SORULARI DA YANITLADI
Canan Kaftancıoğlu, "Süreci sizin başlattığınız ancak el çektirildiğiniz iddiaları var?" sorusuna "Öyle bir şey söz konusu değildir. Kaldı ki mal sahibinin avukatının buna dair ne fikri, ne de bilgisi olabilir. Öyle bir ifadeyi niye verdiği konusunda fikrim yok" diye yanıt verdi. "Görüntü kayıtlarının Tuncay Yılmaz’a verildiği" sorusuna ise Kaftancıoğlu, "Bilmediğim konuda yorum yapamam" dedi. "Fatih Keleş’in ’Bir tuğla da sen koy’ kampanyası yapıldığı yönünde ifade verdiğinin" sorulması üzerine Kaftancıoğlu, bu konuda detaylı ifade verdiğini belirtti.
7 KİŞİ İFADE VERMİŞTİ
İstanbul Cumhuriyet Başsavcılığı, bazı sosyal medya hesaplarında "Fatih Keleş’in CHP İstanbul İl Başkanlığı’nda para destelerini sayarken çekilen görüntüleri ortaya çıktı" şeklindeki paylaşım sonrasında paylaşılan ve içeriğinde bir çantadan çıkarılan para destelerinin sayıldığı video görüntüleri ile ilgili olarak maddi gerçeğin ortaya çıkarılması, suç ve suç unsuru bulunup bulunmadığının tespiti için resen soruşturma başlatmıştı. Soruşturma kapsamında eski CHP İstanbul İl Başkan Yardımcısı Özgür Nas ve eski CHP İstanbul İl Başkanlığı basın danışmanı Can Poyraz 14 Mart 2024’te şüpheli sıfatıyla ifade vermişti. İstanbul Büyükşehir Belediyesi (İBB) Spor Kulübü Başkanı ve CHP Beylikdüzü Meclis üyesi Fatih Keleş ise 15 Mart’ta ifadesini vermişti.
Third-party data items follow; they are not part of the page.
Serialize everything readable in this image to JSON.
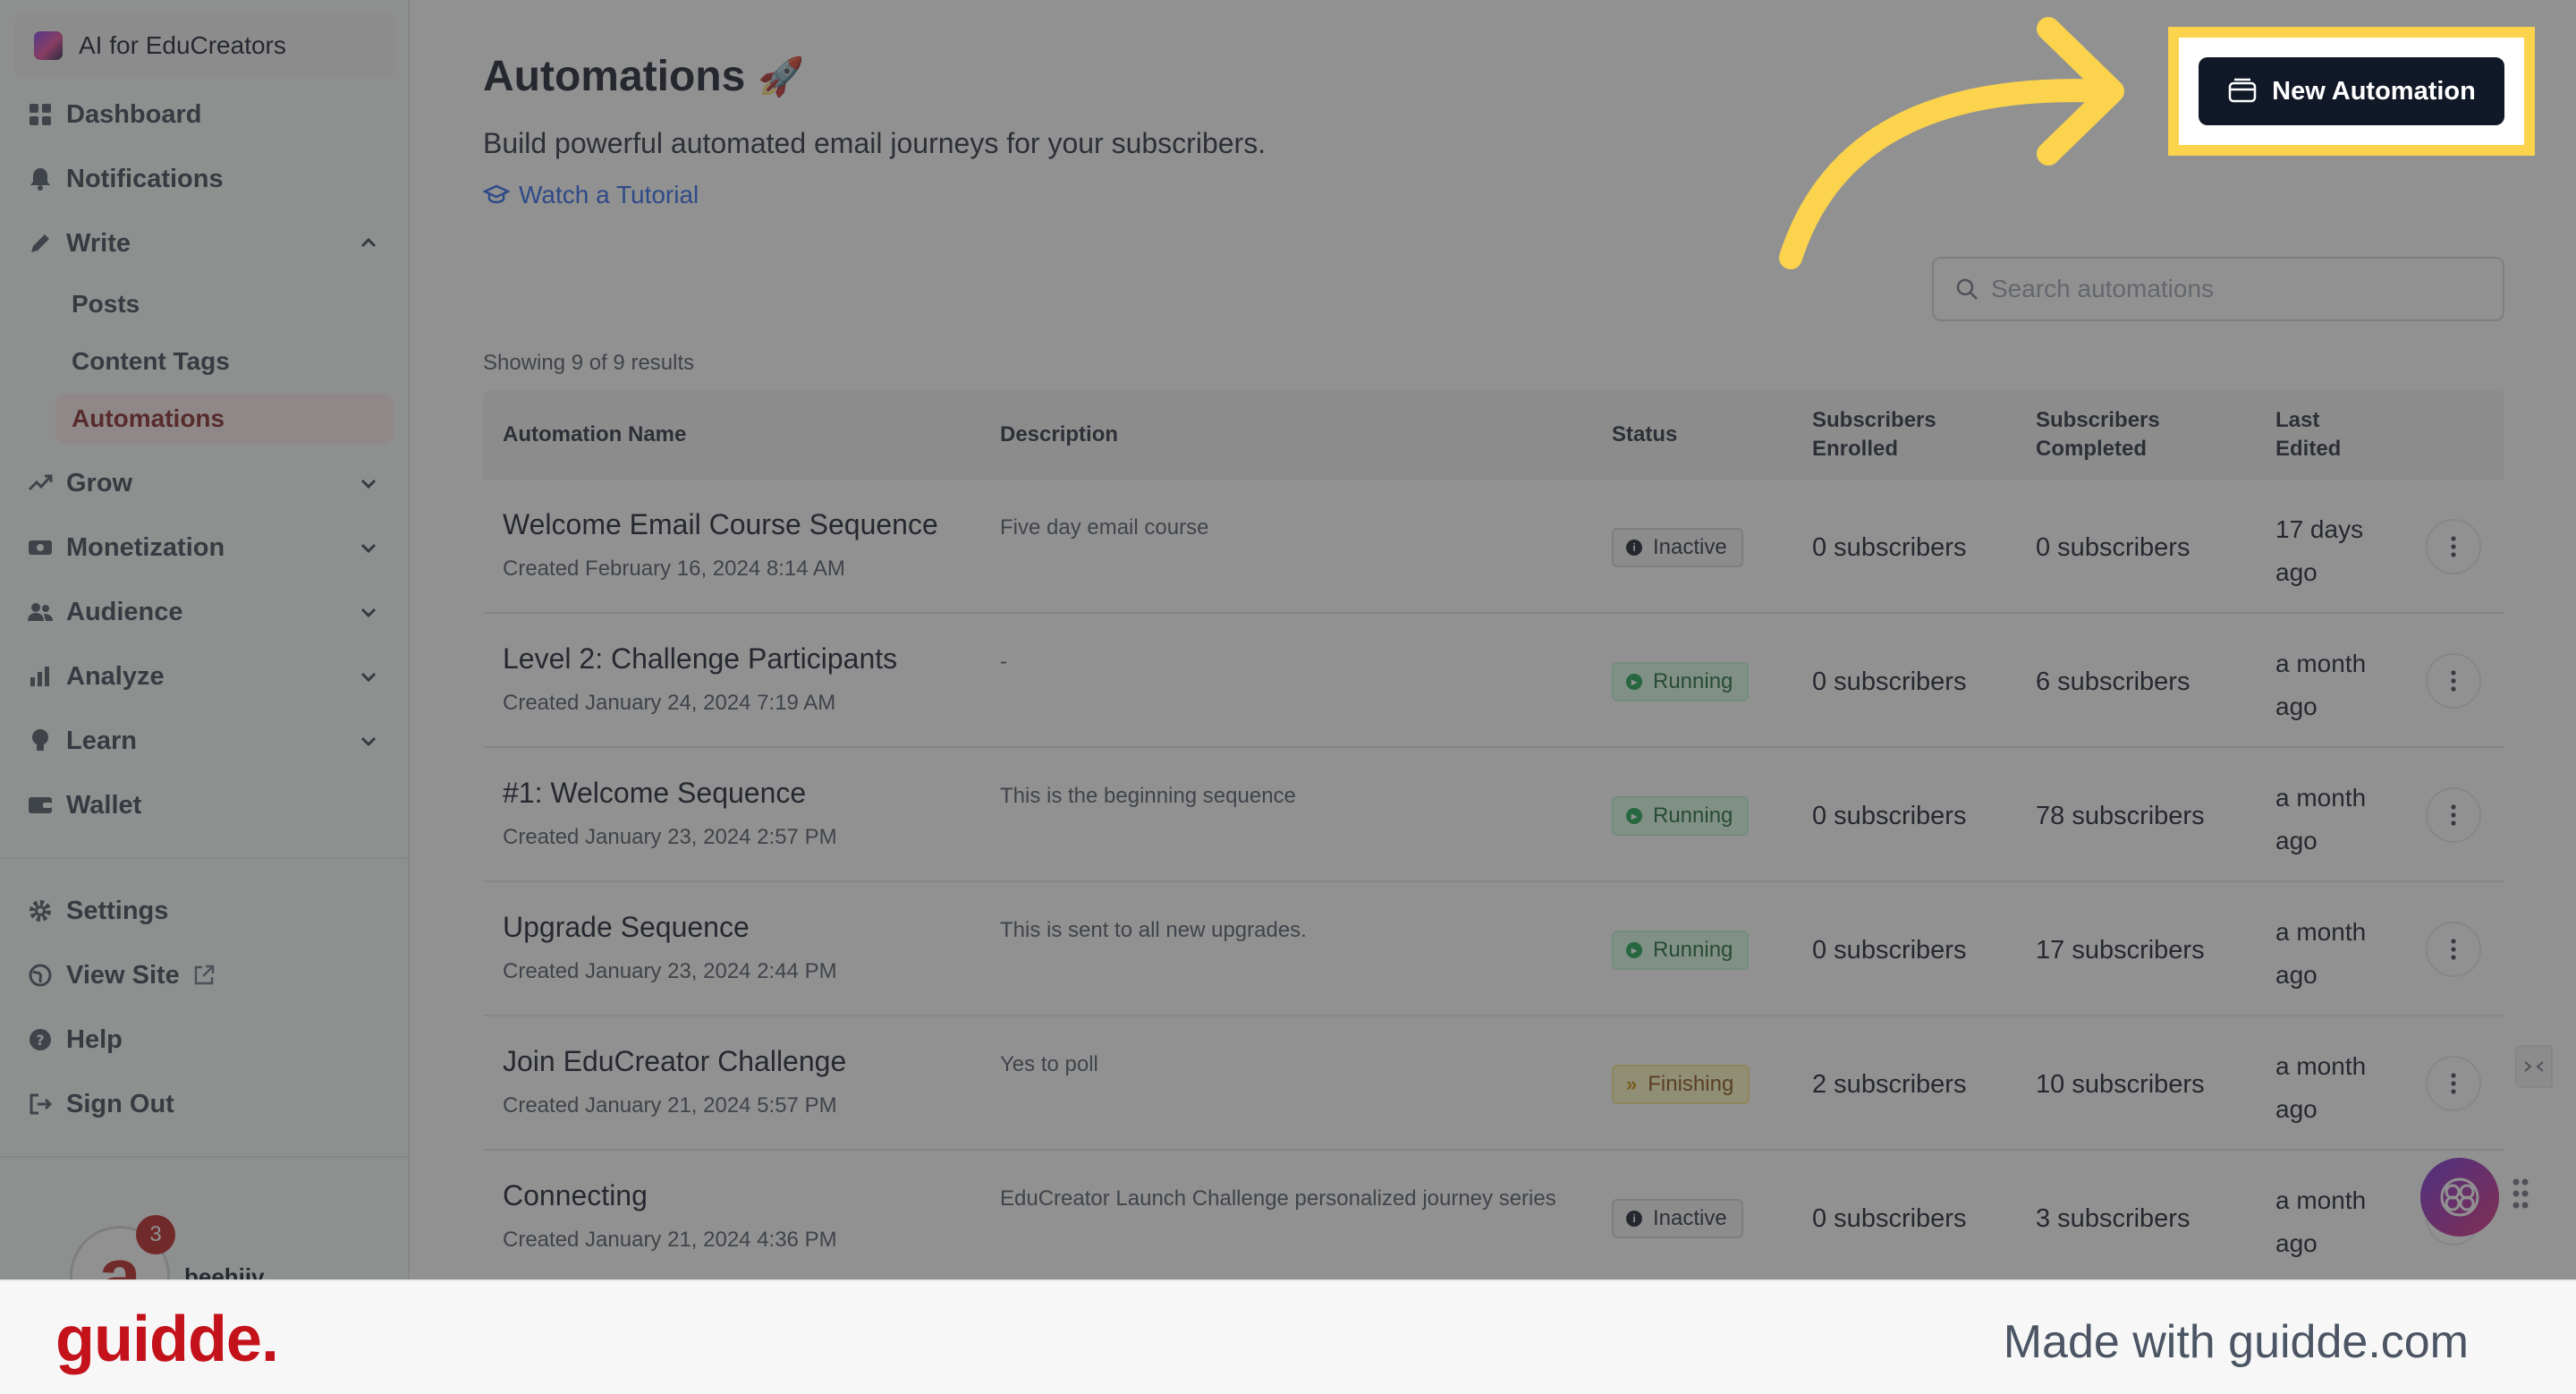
{
  "workspace": {
    "name": "AI for EduCreators"
  },
  "sidebar": {
    "nav": [
      {
        "label": "Dashboard"
      },
      {
        "label": "Notifications"
      },
      {
        "label": "Write"
      },
      {
        "label": "Grow"
      },
      {
        "label": "Monetization"
      },
      {
        "label": "Audience"
      },
      {
        "label": "Analyze"
      },
      {
        "label": "Learn"
      },
      {
        "label": "Wallet"
      }
    ],
    "write_sub": [
      {
        "label": "Posts"
      },
      {
        "label": "Content Tags"
      },
      {
        "label": "Automations"
      }
    ],
    "bottom": [
      {
        "label": "Settings"
      },
      {
        "label": "View Site"
      },
      {
        "label": "Help"
      },
      {
        "label": "Sign Out"
      }
    ],
    "user": {
      "avatar_letter": "a",
      "badge": "3",
      "name": "beehiiv"
    }
  },
  "page": {
    "title": "Automations",
    "title_emoji": "🚀",
    "subtitle": "Build powerful automated email journeys for your subscribers.",
    "tutorial_link": "Watch a Tutorial",
    "new_button": "New Automation",
    "search_placeholder": "Search automations",
    "showing": "Showing 9 of 9 results"
  },
  "table": {
    "headers": {
      "name": "Automation Name",
      "description": "Description",
      "status": "Status",
      "enrolled_1": "Subscribers",
      "enrolled_2": "Enrolled",
      "completed_1": "Subscribers",
      "completed_2": "Completed",
      "edited_1": "Last",
      "edited_2": "Edited"
    },
    "rows": [
      {
        "name": "Welcome Email Course Sequence",
        "created": "Created February 16, 2024 8:14 AM",
        "description": "Five day email course",
        "status": "Inactive",
        "enrolled": "0 subscribers",
        "completed": "0 subscribers",
        "edited": "17 days ago"
      },
      {
        "name": "Level 2: Challenge Participants",
        "created": "Created January 24, 2024 7:19 AM",
        "description": "-",
        "status": "Running",
        "enrolled": "0 subscribers",
        "completed": "6 subscribers",
        "edited": "a month ago"
      },
      {
        "name": "#1: Welcome Sequence",
        "created": "Created January 23, 2024 2:57 PM",
        "description": "This is the beginning sequence",
        "status": "Running",
        "enrolled": "0 subscribers",
        "completed": "78 subscribers",
        "edited": "a month ago"
      },
      {
        "name": "Upgrade Sequence",
        "created": "Created January 23, 2024 2:44 PM",
        "description": "This is sent to all new upgrades.",
        "status": "Running",
        "enrolled": "0 subscribers",
        "completed": "17 subscribers",
        "edited": "a month ago"
      },
      {
        "name": "Join EduCreator Challenge",
        "created": "Created January 21, 2024 5:57 PM",
        "description": "Yes to poll",
        "status": "Finishing",
        "enrolled": "2 subscribers",
        "completed": "10 subscribers",
        "edited": "a month ago"
      },
      {
        "name": "Connecting",
        "created": "Created January 21, 2024 4:36 PM",
        "description": "EduCreator Launch Challenge personalized journey series",
        "status": "Inactive",
        "enrolled": "0 subscribers",
        "completed": "3 subscribers",
        "edited": "a month ago"
      }
    ]
  },
  "footer": {
    "brand": "guidde.",
    "made_with": "Made with guidde.com"
  },
  "colors": {
    "highlight": "#fcd34d",
    "primary_button": "#111827",
    "brand_red": "#c4121b",
    "link": "#2563eb"
  }
}
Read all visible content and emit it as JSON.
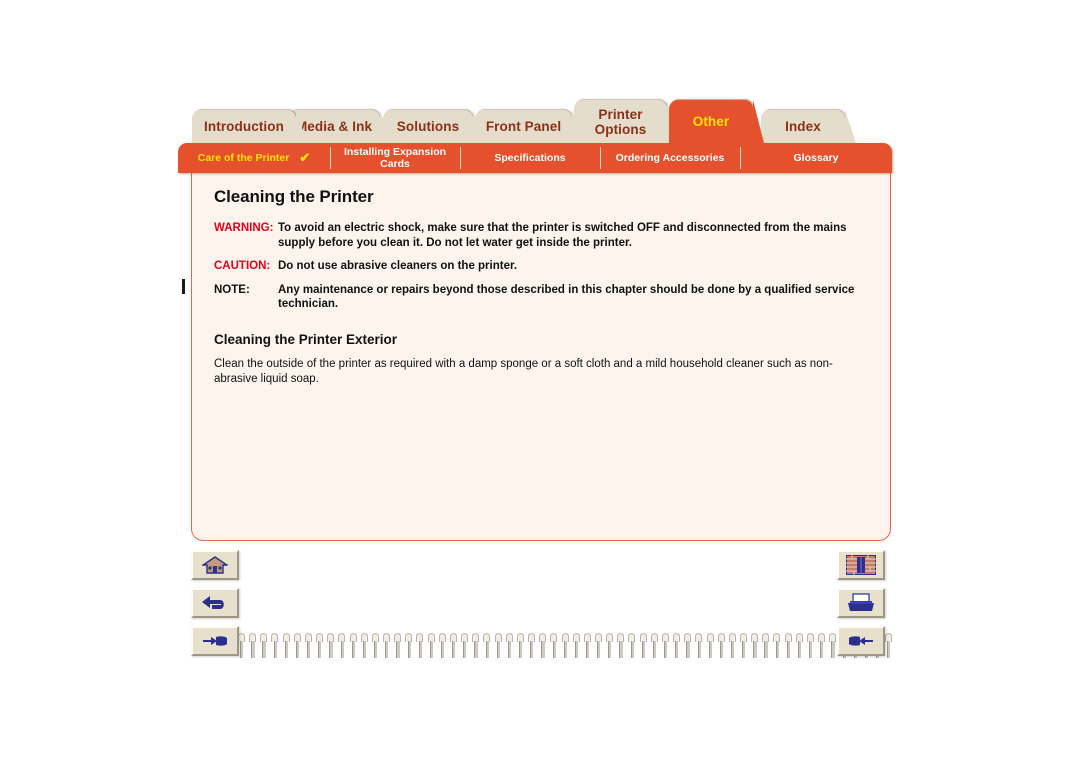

Binayı satan Ali Rıza Braka ve İmamoğlu İnşaat Genel Müdürü Tuncay Yılmaz ise 18 Mart’ta, Braka’nın avukatı Gökhan Taşkapan da "beyan sahibi" sıfatıyla ifade vermişti. Görüntülerde yer aldığı ileri sürülen Şişli Belediye Başkan Yardımcısı Onur Öksel bu sabah ifade vermişti.